For puzzle numbers, it follows from a remark of Franklin T. Adams-Watters in the OEIS entry. So numbers which have lots of factors both tend to be sums of two squares and to be puzzle numbers in many different ways; as we get to bigger numbers those start “crowding out” the smaller numbers.

The math internet has noticed this at least once before. John D. Cook wrote in 2014: Jigsaw puzzles that say they have 1,000 pieces have approximately 1,000 pieces, but probably not exactly 1,000. Jigsaw puzzle pieces are typically arranged in a grid, so the number of pieces along a side has to be a divisor of the total number of pieces. This means there aren’t very many ways to make a puzzle with exactly 1,000 pieces, and most have awkward aspect ratios.

1000 as 25-by-40 seems reasonable, but 27 x 37 = 999 or 28 x 36 = 1008 would also work.
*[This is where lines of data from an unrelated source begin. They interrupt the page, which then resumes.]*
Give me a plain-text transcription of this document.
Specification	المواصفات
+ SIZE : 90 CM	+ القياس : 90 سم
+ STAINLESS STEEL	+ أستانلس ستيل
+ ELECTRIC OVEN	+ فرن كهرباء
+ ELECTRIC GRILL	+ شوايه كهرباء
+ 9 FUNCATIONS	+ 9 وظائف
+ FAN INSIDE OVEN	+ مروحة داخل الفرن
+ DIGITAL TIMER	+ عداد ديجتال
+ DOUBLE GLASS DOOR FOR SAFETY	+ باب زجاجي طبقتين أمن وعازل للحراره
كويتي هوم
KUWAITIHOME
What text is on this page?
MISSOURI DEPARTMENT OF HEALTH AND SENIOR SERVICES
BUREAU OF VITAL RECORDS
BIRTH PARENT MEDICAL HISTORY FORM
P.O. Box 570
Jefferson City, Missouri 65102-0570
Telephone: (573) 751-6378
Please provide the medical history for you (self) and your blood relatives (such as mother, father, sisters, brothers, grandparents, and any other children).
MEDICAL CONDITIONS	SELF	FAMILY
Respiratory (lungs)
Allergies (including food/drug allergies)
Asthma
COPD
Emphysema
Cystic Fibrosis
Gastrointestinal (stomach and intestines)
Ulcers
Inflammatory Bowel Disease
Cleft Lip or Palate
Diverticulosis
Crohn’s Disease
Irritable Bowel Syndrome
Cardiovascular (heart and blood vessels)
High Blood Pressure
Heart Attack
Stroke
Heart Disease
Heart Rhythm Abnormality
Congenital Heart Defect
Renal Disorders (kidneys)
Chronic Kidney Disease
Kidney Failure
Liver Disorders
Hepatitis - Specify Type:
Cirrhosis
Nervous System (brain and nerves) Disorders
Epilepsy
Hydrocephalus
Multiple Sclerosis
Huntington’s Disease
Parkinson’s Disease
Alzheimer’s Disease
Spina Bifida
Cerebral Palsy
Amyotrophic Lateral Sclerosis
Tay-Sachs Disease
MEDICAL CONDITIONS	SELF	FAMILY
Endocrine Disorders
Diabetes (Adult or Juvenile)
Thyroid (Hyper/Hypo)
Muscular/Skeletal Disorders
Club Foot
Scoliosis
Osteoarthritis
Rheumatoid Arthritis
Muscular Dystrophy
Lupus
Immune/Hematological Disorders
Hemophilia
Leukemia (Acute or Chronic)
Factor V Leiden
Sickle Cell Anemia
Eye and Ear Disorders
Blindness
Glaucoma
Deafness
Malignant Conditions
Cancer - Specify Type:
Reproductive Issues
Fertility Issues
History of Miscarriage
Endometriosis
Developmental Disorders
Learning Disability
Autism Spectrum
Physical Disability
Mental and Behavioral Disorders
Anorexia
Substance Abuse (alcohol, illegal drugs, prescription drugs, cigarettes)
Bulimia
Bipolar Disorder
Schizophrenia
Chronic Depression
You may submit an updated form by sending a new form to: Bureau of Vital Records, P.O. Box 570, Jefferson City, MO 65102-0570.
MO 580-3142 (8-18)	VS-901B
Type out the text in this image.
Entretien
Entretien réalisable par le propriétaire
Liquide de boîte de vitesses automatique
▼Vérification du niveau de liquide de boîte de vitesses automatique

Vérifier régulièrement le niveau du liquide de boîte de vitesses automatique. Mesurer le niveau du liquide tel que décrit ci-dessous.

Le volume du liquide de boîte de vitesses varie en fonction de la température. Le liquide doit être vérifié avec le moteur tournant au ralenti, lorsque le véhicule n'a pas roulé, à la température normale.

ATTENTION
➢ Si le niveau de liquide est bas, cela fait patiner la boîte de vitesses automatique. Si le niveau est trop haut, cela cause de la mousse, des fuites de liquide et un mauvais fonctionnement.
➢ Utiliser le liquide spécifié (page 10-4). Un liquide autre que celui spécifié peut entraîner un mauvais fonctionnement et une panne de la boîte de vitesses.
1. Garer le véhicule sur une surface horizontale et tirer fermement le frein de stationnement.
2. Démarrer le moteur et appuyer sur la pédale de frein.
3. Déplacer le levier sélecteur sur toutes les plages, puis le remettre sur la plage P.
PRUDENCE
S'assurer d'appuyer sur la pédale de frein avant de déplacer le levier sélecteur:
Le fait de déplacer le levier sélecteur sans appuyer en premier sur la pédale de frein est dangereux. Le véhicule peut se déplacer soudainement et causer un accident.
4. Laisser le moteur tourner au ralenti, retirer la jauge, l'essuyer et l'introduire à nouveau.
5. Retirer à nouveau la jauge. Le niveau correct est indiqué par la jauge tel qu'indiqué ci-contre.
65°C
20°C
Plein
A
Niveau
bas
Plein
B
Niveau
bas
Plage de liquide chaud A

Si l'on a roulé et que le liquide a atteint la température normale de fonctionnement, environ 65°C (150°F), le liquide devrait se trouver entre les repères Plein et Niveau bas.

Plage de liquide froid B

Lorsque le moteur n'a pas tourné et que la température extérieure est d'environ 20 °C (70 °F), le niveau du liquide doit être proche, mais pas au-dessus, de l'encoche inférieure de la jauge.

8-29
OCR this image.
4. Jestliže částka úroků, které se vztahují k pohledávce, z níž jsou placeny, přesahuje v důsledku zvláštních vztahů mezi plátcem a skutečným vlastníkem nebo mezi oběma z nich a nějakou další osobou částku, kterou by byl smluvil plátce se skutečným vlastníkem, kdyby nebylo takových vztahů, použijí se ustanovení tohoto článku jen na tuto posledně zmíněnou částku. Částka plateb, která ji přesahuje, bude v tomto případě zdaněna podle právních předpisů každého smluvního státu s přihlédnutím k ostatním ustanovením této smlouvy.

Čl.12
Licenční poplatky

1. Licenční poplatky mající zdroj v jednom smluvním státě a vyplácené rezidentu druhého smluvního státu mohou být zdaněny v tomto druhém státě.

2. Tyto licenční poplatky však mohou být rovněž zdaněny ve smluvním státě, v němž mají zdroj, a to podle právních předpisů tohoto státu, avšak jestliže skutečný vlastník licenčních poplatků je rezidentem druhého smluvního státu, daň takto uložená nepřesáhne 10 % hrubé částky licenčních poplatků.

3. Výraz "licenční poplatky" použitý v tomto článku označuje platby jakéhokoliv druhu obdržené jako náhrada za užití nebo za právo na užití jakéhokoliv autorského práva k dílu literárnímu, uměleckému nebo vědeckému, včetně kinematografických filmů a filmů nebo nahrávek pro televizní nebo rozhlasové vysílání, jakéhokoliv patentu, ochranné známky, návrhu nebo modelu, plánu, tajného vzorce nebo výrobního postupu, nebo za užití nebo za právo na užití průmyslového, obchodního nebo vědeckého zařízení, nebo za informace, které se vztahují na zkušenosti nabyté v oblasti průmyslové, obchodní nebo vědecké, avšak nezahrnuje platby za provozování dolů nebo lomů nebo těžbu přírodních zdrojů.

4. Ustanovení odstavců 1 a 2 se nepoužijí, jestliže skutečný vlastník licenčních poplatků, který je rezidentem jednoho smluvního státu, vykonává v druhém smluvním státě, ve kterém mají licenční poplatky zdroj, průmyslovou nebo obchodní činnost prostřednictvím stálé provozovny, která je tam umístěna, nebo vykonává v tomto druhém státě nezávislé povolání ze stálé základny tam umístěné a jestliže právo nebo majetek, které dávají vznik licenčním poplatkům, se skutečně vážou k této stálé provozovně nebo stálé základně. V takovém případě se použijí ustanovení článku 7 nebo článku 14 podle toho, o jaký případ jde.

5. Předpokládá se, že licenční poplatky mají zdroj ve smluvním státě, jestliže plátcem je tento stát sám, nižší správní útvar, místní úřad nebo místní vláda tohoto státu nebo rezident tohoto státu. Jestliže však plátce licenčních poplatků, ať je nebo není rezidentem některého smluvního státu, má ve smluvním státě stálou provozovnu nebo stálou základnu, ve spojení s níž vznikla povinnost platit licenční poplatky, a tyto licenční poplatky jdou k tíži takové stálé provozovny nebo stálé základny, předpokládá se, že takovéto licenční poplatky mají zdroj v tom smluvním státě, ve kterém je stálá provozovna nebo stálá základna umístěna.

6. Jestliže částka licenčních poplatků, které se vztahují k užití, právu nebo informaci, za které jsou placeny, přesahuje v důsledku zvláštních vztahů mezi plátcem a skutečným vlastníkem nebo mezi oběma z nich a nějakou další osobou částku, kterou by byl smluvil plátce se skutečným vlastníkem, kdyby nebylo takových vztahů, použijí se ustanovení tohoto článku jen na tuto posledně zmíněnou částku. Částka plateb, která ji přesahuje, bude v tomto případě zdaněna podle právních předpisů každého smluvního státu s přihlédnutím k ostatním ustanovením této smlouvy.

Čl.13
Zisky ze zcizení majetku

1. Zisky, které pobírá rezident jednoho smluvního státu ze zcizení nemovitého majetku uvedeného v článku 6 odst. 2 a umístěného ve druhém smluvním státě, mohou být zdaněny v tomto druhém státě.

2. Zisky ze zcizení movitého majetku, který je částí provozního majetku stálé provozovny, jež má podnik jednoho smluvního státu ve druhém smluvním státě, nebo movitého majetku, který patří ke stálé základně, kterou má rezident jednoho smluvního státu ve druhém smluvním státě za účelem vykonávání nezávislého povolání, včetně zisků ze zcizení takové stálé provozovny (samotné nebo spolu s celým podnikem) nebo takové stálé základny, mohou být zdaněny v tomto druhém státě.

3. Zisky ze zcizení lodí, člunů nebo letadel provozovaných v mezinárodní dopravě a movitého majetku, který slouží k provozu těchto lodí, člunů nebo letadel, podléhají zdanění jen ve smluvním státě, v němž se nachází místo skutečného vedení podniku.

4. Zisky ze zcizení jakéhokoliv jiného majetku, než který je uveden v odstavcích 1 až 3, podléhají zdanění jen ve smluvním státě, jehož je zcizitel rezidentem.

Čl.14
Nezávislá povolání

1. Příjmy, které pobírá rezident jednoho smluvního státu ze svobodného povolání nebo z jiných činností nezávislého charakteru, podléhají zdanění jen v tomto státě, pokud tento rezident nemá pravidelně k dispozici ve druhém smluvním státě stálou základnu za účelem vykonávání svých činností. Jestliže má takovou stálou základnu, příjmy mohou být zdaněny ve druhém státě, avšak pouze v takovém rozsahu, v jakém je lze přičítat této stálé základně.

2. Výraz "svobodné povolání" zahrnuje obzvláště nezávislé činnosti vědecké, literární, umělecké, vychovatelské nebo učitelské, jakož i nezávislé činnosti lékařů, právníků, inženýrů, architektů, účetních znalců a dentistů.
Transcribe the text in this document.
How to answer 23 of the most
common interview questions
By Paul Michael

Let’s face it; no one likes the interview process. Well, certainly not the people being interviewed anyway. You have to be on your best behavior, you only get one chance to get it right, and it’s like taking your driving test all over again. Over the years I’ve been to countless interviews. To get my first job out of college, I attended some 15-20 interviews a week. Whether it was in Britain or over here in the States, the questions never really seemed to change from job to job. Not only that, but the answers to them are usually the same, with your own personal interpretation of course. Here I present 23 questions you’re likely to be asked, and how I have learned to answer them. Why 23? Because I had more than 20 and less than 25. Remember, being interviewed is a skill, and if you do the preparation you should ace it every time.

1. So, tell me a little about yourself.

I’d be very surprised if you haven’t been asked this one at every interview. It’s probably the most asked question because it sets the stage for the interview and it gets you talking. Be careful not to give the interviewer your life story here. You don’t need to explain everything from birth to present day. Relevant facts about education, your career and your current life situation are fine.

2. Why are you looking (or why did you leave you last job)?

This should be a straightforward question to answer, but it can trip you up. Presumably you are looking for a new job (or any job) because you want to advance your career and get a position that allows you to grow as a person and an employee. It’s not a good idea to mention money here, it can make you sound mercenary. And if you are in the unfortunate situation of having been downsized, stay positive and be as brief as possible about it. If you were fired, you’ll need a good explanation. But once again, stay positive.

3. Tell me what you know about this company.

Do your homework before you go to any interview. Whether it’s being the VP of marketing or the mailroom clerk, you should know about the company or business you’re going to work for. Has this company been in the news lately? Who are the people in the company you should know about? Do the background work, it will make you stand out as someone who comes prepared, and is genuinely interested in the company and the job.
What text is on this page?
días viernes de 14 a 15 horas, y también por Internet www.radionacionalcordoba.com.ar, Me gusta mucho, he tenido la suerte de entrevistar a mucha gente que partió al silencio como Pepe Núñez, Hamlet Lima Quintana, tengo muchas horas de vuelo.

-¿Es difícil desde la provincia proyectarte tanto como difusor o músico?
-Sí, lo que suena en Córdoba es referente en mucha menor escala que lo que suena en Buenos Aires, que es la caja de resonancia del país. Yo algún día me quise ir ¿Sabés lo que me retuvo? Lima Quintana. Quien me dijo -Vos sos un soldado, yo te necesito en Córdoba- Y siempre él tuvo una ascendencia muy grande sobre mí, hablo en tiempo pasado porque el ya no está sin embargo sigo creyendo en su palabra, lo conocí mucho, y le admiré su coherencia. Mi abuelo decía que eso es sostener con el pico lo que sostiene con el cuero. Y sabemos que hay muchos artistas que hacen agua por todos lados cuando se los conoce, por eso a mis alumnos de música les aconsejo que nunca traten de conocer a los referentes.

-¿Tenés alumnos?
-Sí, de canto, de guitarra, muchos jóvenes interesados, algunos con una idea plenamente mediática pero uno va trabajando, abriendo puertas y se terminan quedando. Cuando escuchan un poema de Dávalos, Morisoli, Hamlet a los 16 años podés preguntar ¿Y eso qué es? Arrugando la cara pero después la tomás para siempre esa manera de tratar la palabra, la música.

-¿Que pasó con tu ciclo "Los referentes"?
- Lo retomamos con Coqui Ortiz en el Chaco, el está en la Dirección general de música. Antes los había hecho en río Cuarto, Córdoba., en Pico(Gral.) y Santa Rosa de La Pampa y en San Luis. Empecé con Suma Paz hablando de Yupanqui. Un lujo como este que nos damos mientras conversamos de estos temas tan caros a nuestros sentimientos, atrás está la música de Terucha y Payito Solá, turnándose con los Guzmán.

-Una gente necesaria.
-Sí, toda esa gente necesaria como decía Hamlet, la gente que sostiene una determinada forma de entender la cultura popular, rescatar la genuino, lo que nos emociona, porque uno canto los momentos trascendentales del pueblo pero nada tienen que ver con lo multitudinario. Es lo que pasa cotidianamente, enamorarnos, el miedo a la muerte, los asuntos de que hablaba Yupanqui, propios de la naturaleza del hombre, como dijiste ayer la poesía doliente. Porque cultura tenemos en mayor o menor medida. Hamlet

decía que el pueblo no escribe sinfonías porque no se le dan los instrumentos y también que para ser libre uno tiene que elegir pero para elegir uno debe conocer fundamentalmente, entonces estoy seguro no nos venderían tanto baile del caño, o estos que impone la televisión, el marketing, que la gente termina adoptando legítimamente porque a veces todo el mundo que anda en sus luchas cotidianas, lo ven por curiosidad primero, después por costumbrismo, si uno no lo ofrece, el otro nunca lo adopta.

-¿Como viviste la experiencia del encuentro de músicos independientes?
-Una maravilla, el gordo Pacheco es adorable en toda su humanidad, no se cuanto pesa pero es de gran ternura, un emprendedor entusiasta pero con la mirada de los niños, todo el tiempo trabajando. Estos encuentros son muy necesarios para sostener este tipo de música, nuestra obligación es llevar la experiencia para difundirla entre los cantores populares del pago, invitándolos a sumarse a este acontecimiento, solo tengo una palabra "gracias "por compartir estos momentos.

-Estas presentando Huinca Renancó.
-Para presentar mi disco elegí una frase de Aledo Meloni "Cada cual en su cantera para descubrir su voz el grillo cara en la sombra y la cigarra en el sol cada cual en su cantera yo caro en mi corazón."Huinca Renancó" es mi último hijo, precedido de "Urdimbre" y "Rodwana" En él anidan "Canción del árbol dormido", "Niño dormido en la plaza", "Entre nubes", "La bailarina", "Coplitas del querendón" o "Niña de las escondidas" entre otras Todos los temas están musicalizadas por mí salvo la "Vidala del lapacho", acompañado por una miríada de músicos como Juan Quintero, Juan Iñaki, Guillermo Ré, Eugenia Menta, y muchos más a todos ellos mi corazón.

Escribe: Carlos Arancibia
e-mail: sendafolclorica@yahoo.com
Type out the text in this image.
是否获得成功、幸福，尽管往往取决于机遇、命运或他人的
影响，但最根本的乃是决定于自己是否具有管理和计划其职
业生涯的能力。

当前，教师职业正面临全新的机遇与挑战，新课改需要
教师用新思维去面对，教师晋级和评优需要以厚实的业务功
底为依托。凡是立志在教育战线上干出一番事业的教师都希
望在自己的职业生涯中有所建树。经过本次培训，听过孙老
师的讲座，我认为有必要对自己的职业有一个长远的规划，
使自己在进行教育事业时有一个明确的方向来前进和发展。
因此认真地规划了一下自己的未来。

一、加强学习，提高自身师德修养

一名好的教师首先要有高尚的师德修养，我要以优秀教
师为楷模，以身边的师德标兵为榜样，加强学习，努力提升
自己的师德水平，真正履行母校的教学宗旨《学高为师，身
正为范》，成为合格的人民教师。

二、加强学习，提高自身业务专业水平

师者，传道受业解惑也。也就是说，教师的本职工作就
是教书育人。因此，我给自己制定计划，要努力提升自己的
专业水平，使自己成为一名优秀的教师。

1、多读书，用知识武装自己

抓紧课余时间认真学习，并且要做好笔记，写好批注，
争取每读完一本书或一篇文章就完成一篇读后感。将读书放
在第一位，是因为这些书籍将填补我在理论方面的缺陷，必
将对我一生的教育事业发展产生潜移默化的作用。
I assume that you wouldn’t actually see a 999-piece puzzle because the lawyers would claim calling that 1000 was false advertising. A puzzle blog indicates that most “500-piece” puzzles are actually 27 x 19 = 513 and most “1000-piece” puzzles are 38 x 27 = 1026 – both of these aspect ratios are approximations of \sqrt{2}. That is a good aspect ratio to use if you want the ability to make both “500-piece” and “1000-piece” (or more generally, “N-piece” and “2N-piece”) versions of the same puzzle. Similarly the A0, A1, … series of paper sizes used in most of the world have that aspect ratio and therefore an An piece of paper can be cut into two A(n+1) pieces.